Ernest Hemingway, still a teenager, as he was upon his return to Oak Park, Illinois in late 1918 or early 1919. Note the cane. He had just spent the previous six months recuperating in a Milanese hospital from injuries incurred in Italy in July 1918. It was there that Hemingway fell in love with the nurse Agnes von Kurowsky, his muse for A Farewell to Arms and several short stories.
I am sorry for the lack of posts in recent days. With the semester in full swing things have been hectic. Enjoyable and busy. Yesterday the English professor and I wrapped up with one class the World War One module in which students watched our film and then read passages from the Library of America WW1 anthology edited by A. Scott Berg. Next week we continue and conclude in the other English 101 section. I will talk more about the readings after we totally finish. On the first day for each English section students read Ernest Hemingway’s “Soldier’s Home.” Hemingway has proved to be a strong thread running through the module. It worked out neatly that the class sessions ran concurrently with the writer’s stint at the Kansas City Star in 1917-18. Students were duly impressed by Hemingway’s conviction that all he needed to know as a writer he learned from the Kansas City Star style sheet. I always stress to students the importance of keeping one’s writing as simple as possible. The irony is that the reader does not see the hard work that goes into making it look effortless. Duke Ellington often spoke about this very thing as a composer. The listener doesn’t see the effort. A student came up to me after class and said she was going to read The Star Copy Style and incorporate its ideas into her own writing. I warned that, while it still has much to offer, the writing guide was written a century ago and so is a bit dated. Still, there is still much there to go on.

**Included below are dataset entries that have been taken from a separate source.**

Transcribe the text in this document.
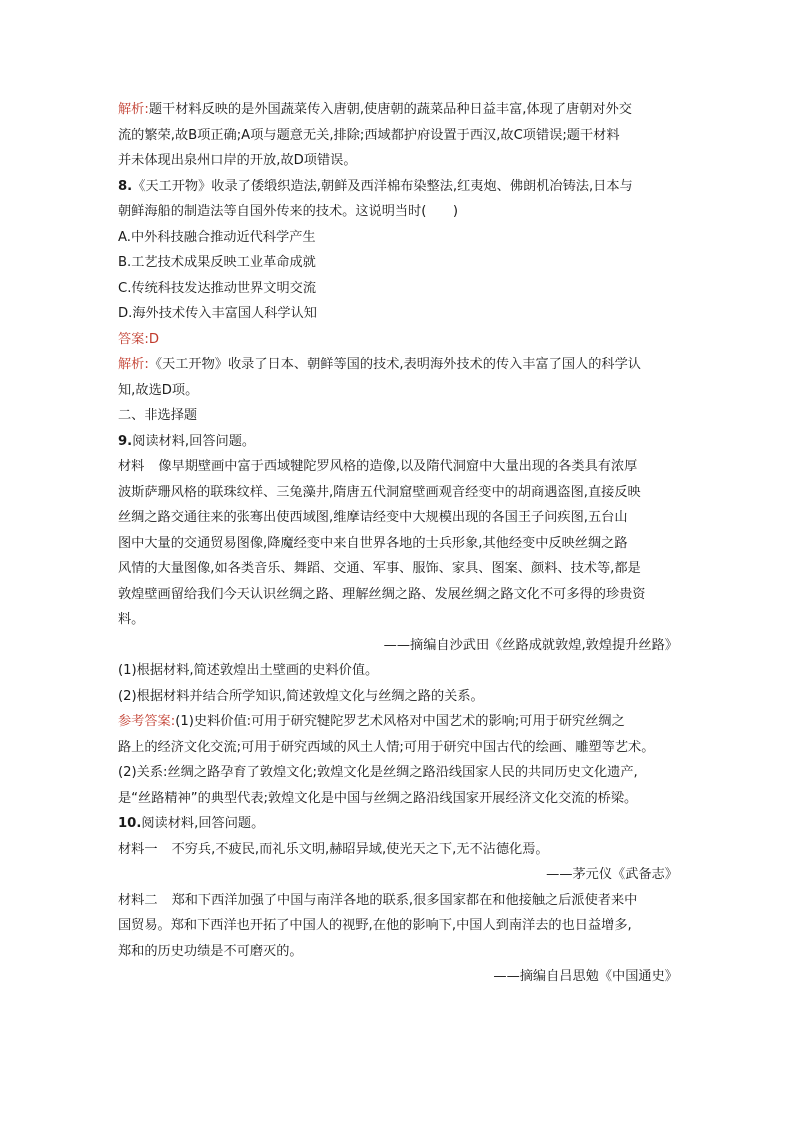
解析:题干材料反映的是外国蔬菜传入唐朝,使唐朝的蔬菜品种日益丰富,体现了唐朝对外交
流的繁荣,故B项正确;A项与题意无关,排除;西域都护府设置于西汉,故C项错误;题干材料
并未体现出泉州口岸的开放,故D项错误。
8.《天工开物》收录了倭缎织造法,朝鲜及西洋棉布染整法,红夷炮、佛朗机冶铸法,日本与
朝鲜海船的制造法等自国外传来的技术。这说明当时(　　)
A.中外科技融合推动近代科学产生
B.工艺技术成果反映工业革命成就
C.传统科技发达推动世界文明交流
D.海外技术传入丰富国人科学认知
答案:D
解析:《天工开物》收录了日本、朝鲜等国的技术,表明海外技术的传入丰富了国人的科学认
知,故选D项。
二、非选择题
9.阅读材料,回答问题。
材料 像早期壁画中富于西域犍陀罗风格的造像,以及隋代洞窟中大量出现的各类具有浓厚
波斯萨珊风格的联珠纹样、三兔藻井,隋唐五代洞窟壁画观音经变中的胡商遇盗图,直接反映
丝绸之路交通往来的张骞出使西域图,维摩诘经变中大规模出现的各国王子问疾图,五台山
图中大量的交通贸易图像,降魔经变中来自世界各地的士兵形象,其他经变中反映丝绸之路
风情的大量图像,如各类音乐、舞蹈、交通、军事、服饰、家具、图案、颜料、技术等,都是
敦煌壁画留给我们今天认识丝绸之路、理解丝绸之路、发展丝绸之路文化不可多得的珍贵资
料。
——摘编自沙武田《丝路成就敦煌,敦煌提升丝路》
(1)根据材料,简述敦煌出土壁画的史料价值。
(2)根据材料并结合所学知识,简述敦煌文化与丝绸之路的关系。
参考答案:(1)史料价值:可用于研究犍陀罗艺术风格对中国艺术的影响;可用于研究丝绸之
路上的经济文化交流;可用于研究西域的风土人情;可用于研究中国古代的绘画、雕塑等艺术。
(2)关系:丝绸之路孕育了敦煌文化;敦煌文化是丝绸之路沿线国家人民的共同历史文化遗产,
是“丝路精神”的典型代表;敦煌文化是中国与丝绸之路沿线国家开展经济文化交流的桥梁。
10.阅读材料,回答问题。
材料一 不穷兵,不疲民,而礼乐文明,赫昭异域,使光天之下,无不沾德化焉。
——茅元仪《武备志》
材料二 郑和下西洋加强了中国与南洋各地的联系,很多国家都在和他接触之后派使者来中
国贸易。郑和下西洋也开拓了中国人的视野,在他的影响下,中国人到南洋去的也日益增多,
郑和的历史功绩是不可磨灭的。
——摘编自吕思勉《中国通史》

Earlier in October I was doing a bibliographic session for another English class with a different instructor that was also studying Hemingway. The instructor mentioned in the class that the Hemingway scholarship used to emphasize Hemingway as a masculine figure. The drinking, boxing, womanizing, war corresponding, hunting, fishing, and the rest of it. Today it is the inverse. Hemingway scholars concentrate more on Hemingway as a vulnerable figure. The family suicides, including his own. The automobile and airplane accidents that damaged him physically. The drinking, now seen from a different perspective than half a century ago. The depression. The struggle with familial relationships. Messy divorces. And love both requited and unrequited. I came across a recent article the other day in which a doctor speculates that Hemingway may have suffered from Chronic Traumatic Encephalopathy (CTE), the degenerative brain disease increasingly found in football players due to repeated head trauma. I suppose the intellectual shift in the Hemgingway scholarship is indicative of how every generation must interpret its historical and cultural figures for its own needs and purposes.